Information is not intelligence
Before we go further, it is necessary to clarify one thing: having information available is no intelligence. What makes information into intelligence is having a purpose when looking at that information. Or to say it another way: if the information you have collected is used to gain an insight or answer a specific question, it becomes intelligence. The usual methods of extracting answers from information is by analyzing it or correlating it with other data.
What are the main OSINT data sources?
In general, as the term “Open Source” suggests, your data sources must be publicly accessible to be qualified as OSINT. This includes the following:
- News Media
- Social Media Platforms
- Websites
- Libraries
- The Dark Web
- Public Records
- Images, Audio or Video
Except, maybe, for the Dark Web, almost everyone reading this knows how to find data in all of the previous sources, using just a web browser. And even the Dark Web isn’t really that difficult.
The information you can collect from the Internet usually is in one of four formats: either text, audio, images or video. There are obviously additional formats like presentations, PDF & databases, but usually you can convert all of those into one of the main four

Who uses OSINT and for what?
In general, OSINT is available for everyone. However, to do complex investigations you obviously need more search power than that available to any private citizen. That is why the collectives that most use OSINT are the following:
- Law Enforcement. Obviously one of the biggest consumers of OSINT intelligence is Law Enforcement. They use it for their investigations, find out relationships between people or track them online, etc.
- Military. Actually, the origins of OSINT were in the military. So today they keep using it to find out possible threats, or information about individuals of specific countries.
- Government. The government can use OSINT to find out more about someone, for any purpose (taxes, legal, etc.) and obviously uses it in its intelligence services.
- Law firms and insurance companies. In this case the motivations can be varied, but having access to OSINT can help solve or establish many legal cases or insurance claims.
- Finance. The finance sector can also benefit from keeping an eye on competitors, specific markets or the public activities of people with the ability to influence markets.
- Investigators. Either journalists or Private Investigators can use OSINT to advance their story or case looking into information about the involved parties.

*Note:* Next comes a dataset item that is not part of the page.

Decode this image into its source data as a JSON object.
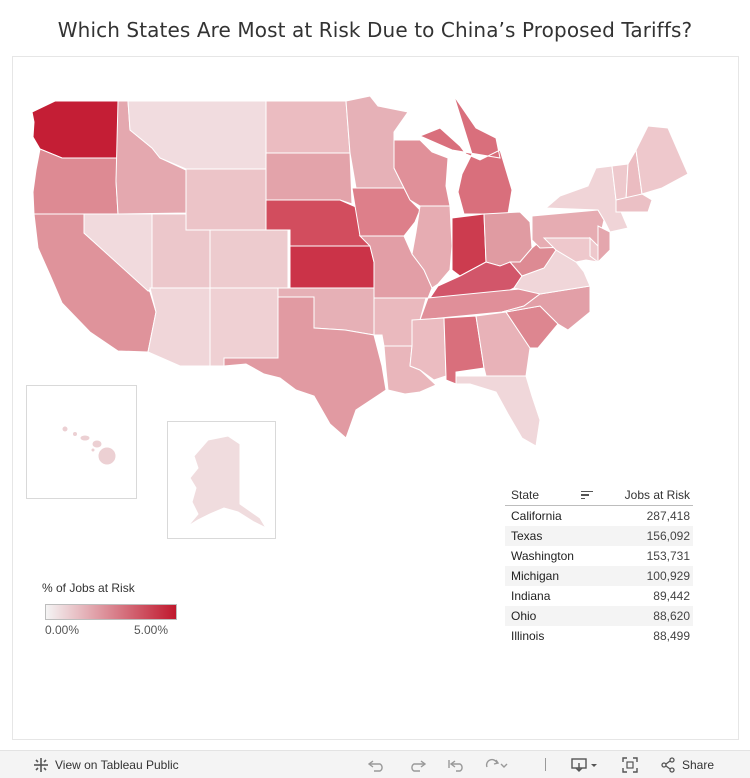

- Marketing. Analyzing markets, market trends or even trends on social media can give insights into future product or service developments or how to orient a campaign. It also is useful to find out the reputation of a company.
In fact, even you may have used OSINT to find out information about a seller of an item you wanted to buy, or checking social media before hiring someone.
How can you make OSINT smarter?
The main problem with OSINT systems is that they are very good at collecting information and finding relationships, but cannot use every type of data they get. Databases and text files, PDF documents and the like are easy to read and analyze. Audio, images and video, however, are not. They represent a certain type of unstructured data that cannot be analyzed without viewing or hearing it.
And that is where tools like Intelion come into play. They can be integrated in the data acquisition and analysis process and are able to make sense of audio, picture and video files applying different analyzers to them. For example, to find a specific face, or sound, or audio pattern. Intelion also has the ability of transcribing speech-to-text and translating it, or to find objects in a picture or video. All of the findings are converted into metadata (in text format), that are then sent back to the OSINT system that can apply its usual processing techniques to this data, thus expanding the range of media that can be used as actionable data, beyond simple text, this software is intended for use by law enforcement and intelligence agencies.
Conclusion
Most OSINT systems don’t have the capacity to directly process neither audio nor video files and therefore cannot use the information that they contain. With AI platforms like Intelion, metadata is extracted from all of these files following custom rules that can be specified. This gives any OSINT system a new dimension and access to one of the biggest data source on the Internet: video.